As depth increases, the singular values of the product matrix become increasingly concentrated around $0$, except for a vanishingly small fraction of singular values that become arbitrarily large. This result isn’t just relevant for linear networks. A similar thing happens in nonlinear networks too: as depth increases, the responses of the hidden units in a given layer become increasingly lower-dimensional, i.e. increasingly degenerate. In fact, this “degeneration process” can proceed much more quickly with depth in nonlinear networks with hard-saturating boundaries as in ReLU networks.

A nice visualization of this degeneration process is presented in a paper by Duvenaud et al. (2014):

As depth increases, the input space (shown on the top left) gets distorted into increasingly thin filaments with only a single direction (orthogonal to the filament) at each point in the input space affecting the network’s response (it may be a bit hard to extrapolate from this figure how input spaces of more than two dimensions will behave under a similar mapping, but it turns out they become “hyper-pancakey” locally, i.e. there is a single direction at each point, orthogonal to the pancake surface, the network is sensitive to). Along that sensitive direction, the network in fact becomes hyper-sensitive to variations.

Finally, I can’t resist mentioning my own paper (with Xaq Pitkow) at this point.
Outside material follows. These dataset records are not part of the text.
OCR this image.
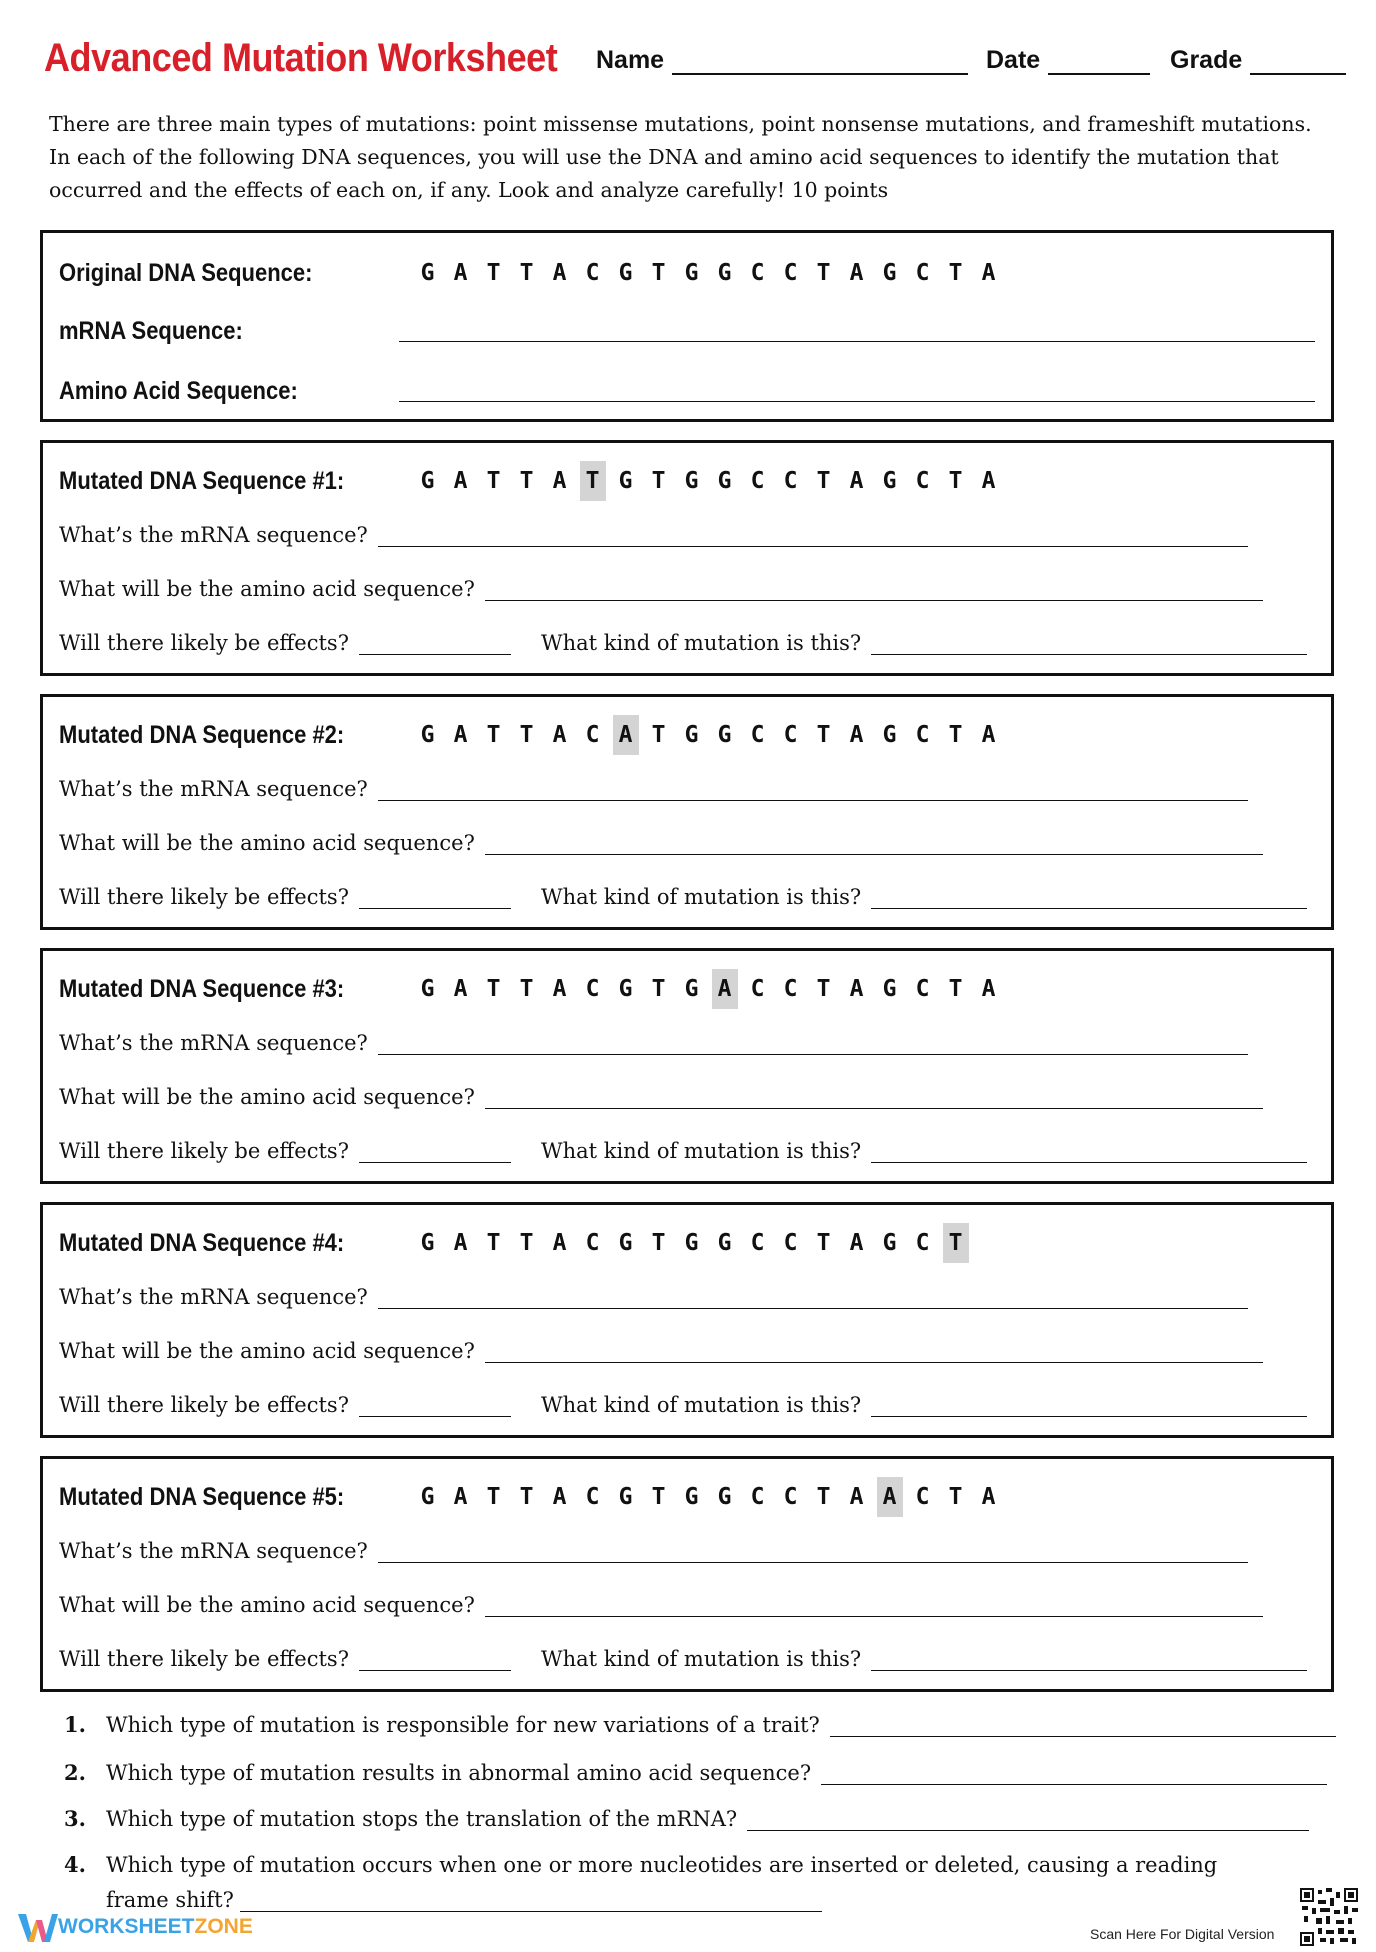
Advanced Mutation Worksheet Name	Date	Grade
There are three main types of mutations: point missense mutations, point nonsense mutations, and frameshift mutations. In each of the following DNA sequences, you will use the DNA and amino acid sequences to identify the mutation that occurred and the effects of each on, if any. Look and analyze carefully! 10 points
Original DNA Sequence:	G A T T A C G T G G C C T A G C T A
mRNA Sequence:
Amino Acid Sequence:
Mutated DNA Sequence #1:	G A T T A T G T G G C C T A G C T A
What’s the mRNA sequence?
What will be the amino acid sequence?
Will there likely be effects?	What kind of mutation is this?
Mutated DNA Sequence #2:	G A T T A C A T G G C C T A G C T A
What’s the mRNA sequence?
What will be the amino acid sequence?
Will there likely be effects?	What kind of mutation is this?
Mutated DNA Sequence #3:	G A T T A C G T G A C C T A G C T A
What’s the mRNA sequence?
What will be the amino acid sequence?
Will there likely be effects?	What kind of mutation is this?
Mutated DNA Sequence #4:	G A T T A C G T G G C C T A G C T
What’s the mRNA sequence?
What will be the amino acid sequence?
Will there likely be effects?	What kind of mutation is this?
Mutated DNA Sequence #5:	G A T T A C G T G G C C T A A C T A
What’s the mRNA sequence?
What will be the amino acid sequence?
Will there likely be effects?	What kind of mutation is this?
1. Which type of mutation is responsible for new variations of a trait?
2. Which type of mutation results in abnormal amino acid sequence?
3. Which type of mutation stops the translation of the mRNA?
4. Which type of mutation occurs when one or more nucleotides are inserted or deleted, causing a reading
frame shift?
WORKSHEET ZONE	Scan Here For Digital Version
In this paper, through a series of experiments, we argue that the degeneracy problem I discussed in this post severely afflicts training in deep nonlinear networks, and that one of the ways (and quite possibly the single most important way) in which skip connections help training in deep networks is through breaking such degeneracies. I suspect that other methods like batch normalization or layer normalization that also help training in deep networks also work at least partly through a similar degeneracy-breaking mechanism, in addition to any other potentially independent mechanisms such as reducing the internal covariate shift as originally proposed. It is well-known, for example, that divisive normalization is an effective way of decorrelating the responses of hidden units, which in turn can be seen as a degeneracy-breaking mechanism.

Update (1/5/18): I should also mention this important recent paper by Pennington, Schoenholz & Ganguli. Orthogonal initialization completely eliminates degeneracies in linear networks, but not in nonlinear networks. In this paper, they provide a method to calculate the entire singular value distribution of the Jacobian of a nonlinear network and show that a depth-independent, non-degenerate singular value distribution can be achieved, with careful initialization, in networks with hard-tanh nonlinearities, but not in ReLU networks. The empirical results show that networks with depth-independent, non-degenerate singular value distributions train orders of magnitude faster than networks whose singular value distributions become wider (higher variance) and more degenerate with depth. This is a powerful demonstration of the importance of eliminating degeneracies and controlling the entire singular value distribution of a network, not just its mean.